DynaCEL: Dynamic Cohort Ensemble Learning for Personalized and Real-Time Hemodynamic Management in Critical Care
Lingzhong Meng1, Jiangqiong Li2, Xiang Liu2, Yanhua Sun1,3, Zuotian Li2,4, Jinjin Cai2,5, Ameya D. Parab6, George Lu2, Aishwarya Budhkar6, Saravanan Kanakasabai7, David C. Adams1, Ziyue Liu2, Xuhong Zhang6, Jing Su2*
Author affiliations:
1Department of Anesthesia, Indiana University School of Medicine, Indianapolis, Indiana, USA
2Department of Biostatistics and Health Data Science, Indiana University School of Medicine, Indianapolis, Indiana, USA
3Department of Anesthesiology, Nanjing Drum Tower Hospital, The Affiliated Hospital of Nanjing University Medical School, Nanjing, Jiangsu, China
4Department of Computer Graphic Technology, Polytechnic Institute, Purdue University, West Lafayette, Indiana, USA
5Department of Computer and Information Technology, Polytechnic Institute, Purdue University, West Lafayette, Indiana, USA
6Department of Computer Science, Luddy School of Informatics, Computing, and Engineering, Indiana University Bloomington, Bloomington, Indiana, USA
7Clinical Research Systems, Enterprise Analytics, Indiana University Health, Indianapolis, Indiana, USA
*Corresponding Author: Jing Su, Department of Biostatistics and Health Data Science, Indiana University School of Medicine, Indianapolis, USA. Email: [email protected]
Effective hemodynamic management in the intensive care unit (ICU) requires individualized targets that adapt to rapidly changing clinical conditions. Current practice relies on fixed or empirical heart rate (HR) and systolic blood pressure (SBP) targets that often overlook patient variability. We present Dynamic Cohort Ensemble Learning (DynaCEL), a real-time modeling framework that recommends personalized HR and SBP targets by treating each moment after ICU admission as a distinct temporal cohort. Trained on the eICU database, DynaCEL was validated on the Indiana University Health (IUH) ICU and the MIMIC-IV cohorts, demonstrating robust performance across populations, time points, and model types. In the MIMIC-IV cohort, assuming target achievability, adherence to DynaCEL’s dynamic targets reduced 24-hour mortality from 0.85% to 0.04% compared with fixed targets (HR 80 bpm, SBP 120 mmHg), after adjustment for confounding via propensity score matching. DynaCEL also identified patient-specific safe zones and their evolution over time. Its predictive performance reached AUCs of 0.85–0.88 (IUH), 0.84–0.91 (eICU), and 0.83–0.89 (MIMIC-IV) using a 12-hour predictor window and 24-hour outcome window across multiple time points. Case studies further illustrated inter-individual and temporal variation in optimal targets. This novel big data-driven framework provides interpretable, dynamic, and personalized HR and BP targets, addressing a critical gap in ICU care. DynaCEL offers a scalable approach to precision hemodynamic management, with the potential to improve outcomes and reduce practice variability, although its clinical utility requires validation through prospective trials before real-world adoption.

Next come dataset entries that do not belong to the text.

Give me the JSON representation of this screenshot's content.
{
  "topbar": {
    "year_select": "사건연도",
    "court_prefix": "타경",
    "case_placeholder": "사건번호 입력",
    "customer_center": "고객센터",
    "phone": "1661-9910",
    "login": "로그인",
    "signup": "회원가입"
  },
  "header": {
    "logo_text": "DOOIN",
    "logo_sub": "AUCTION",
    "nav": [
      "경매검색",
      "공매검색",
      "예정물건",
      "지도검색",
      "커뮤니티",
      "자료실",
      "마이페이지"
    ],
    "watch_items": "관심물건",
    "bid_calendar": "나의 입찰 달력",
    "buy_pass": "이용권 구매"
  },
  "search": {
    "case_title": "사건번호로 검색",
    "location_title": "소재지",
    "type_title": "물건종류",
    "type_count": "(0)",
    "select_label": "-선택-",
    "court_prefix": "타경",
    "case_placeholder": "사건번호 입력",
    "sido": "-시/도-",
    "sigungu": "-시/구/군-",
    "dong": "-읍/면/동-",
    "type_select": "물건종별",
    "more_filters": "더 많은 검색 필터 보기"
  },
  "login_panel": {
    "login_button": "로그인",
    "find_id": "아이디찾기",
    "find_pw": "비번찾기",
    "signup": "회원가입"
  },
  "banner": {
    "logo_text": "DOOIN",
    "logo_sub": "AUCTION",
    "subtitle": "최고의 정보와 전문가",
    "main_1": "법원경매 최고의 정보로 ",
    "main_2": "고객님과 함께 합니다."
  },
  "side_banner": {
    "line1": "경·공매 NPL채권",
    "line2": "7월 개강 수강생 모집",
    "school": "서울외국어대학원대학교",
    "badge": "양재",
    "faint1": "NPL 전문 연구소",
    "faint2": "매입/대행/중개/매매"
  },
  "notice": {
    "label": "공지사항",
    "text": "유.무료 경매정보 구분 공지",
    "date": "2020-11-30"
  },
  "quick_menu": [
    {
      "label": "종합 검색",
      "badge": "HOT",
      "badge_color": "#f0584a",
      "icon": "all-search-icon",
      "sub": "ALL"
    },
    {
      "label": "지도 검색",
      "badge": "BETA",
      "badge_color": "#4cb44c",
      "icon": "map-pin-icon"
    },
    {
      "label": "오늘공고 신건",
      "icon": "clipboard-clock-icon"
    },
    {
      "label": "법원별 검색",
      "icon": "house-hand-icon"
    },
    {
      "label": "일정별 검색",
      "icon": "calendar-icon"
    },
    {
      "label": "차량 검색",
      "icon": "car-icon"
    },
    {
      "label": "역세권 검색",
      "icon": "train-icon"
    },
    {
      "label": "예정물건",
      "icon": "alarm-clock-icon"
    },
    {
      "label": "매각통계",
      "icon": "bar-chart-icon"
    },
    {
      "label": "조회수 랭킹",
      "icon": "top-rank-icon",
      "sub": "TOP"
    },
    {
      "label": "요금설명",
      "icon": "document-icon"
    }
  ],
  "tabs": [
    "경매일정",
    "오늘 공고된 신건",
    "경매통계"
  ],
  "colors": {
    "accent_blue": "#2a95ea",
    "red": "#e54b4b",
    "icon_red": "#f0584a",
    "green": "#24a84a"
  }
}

Figure: The DynaCEL framework: translating ICU big data into personalized, dynamic bedside hemodynamic management
DynaCEL identifies real-time, individualized hemodynamic targets associated with the lowest acute mortality risk. It uses national ICU big data (e.g., eICU) to construct temporal cohorts representing patient populations at specific post-admission time points (e.g., T = 0, 18, 36 hours), each with distinct clinical characteristics and mortality profiles. For each cohort, a separate model is trained to learn HR and SBP targets linked to 24-hour mortality risk. These models form a temporal ensemble, enabling bedside deployment in external hospitals (e.g., IU Health, Beth Israel Deaconess Medical Center). For a new patient, DynaCEL recommends HR/SBP targets based on current clinical data, visualizes optimal targets on a mortality contour map, and displays the patient’s actual vs. target trajectory. It also provides alerts for deviations from recommended targets. DynaCEL is plug-and-play, supporting real-time, interpretable, and personalized hemodynamic management at the bedside.
DynaCEL, Dynamic Cohort Ensemble Learning; ICU, intensive care unit; HR, heart rate; SBP, systolic blood pressure; MOP, moment of prediction (time since ICU admission).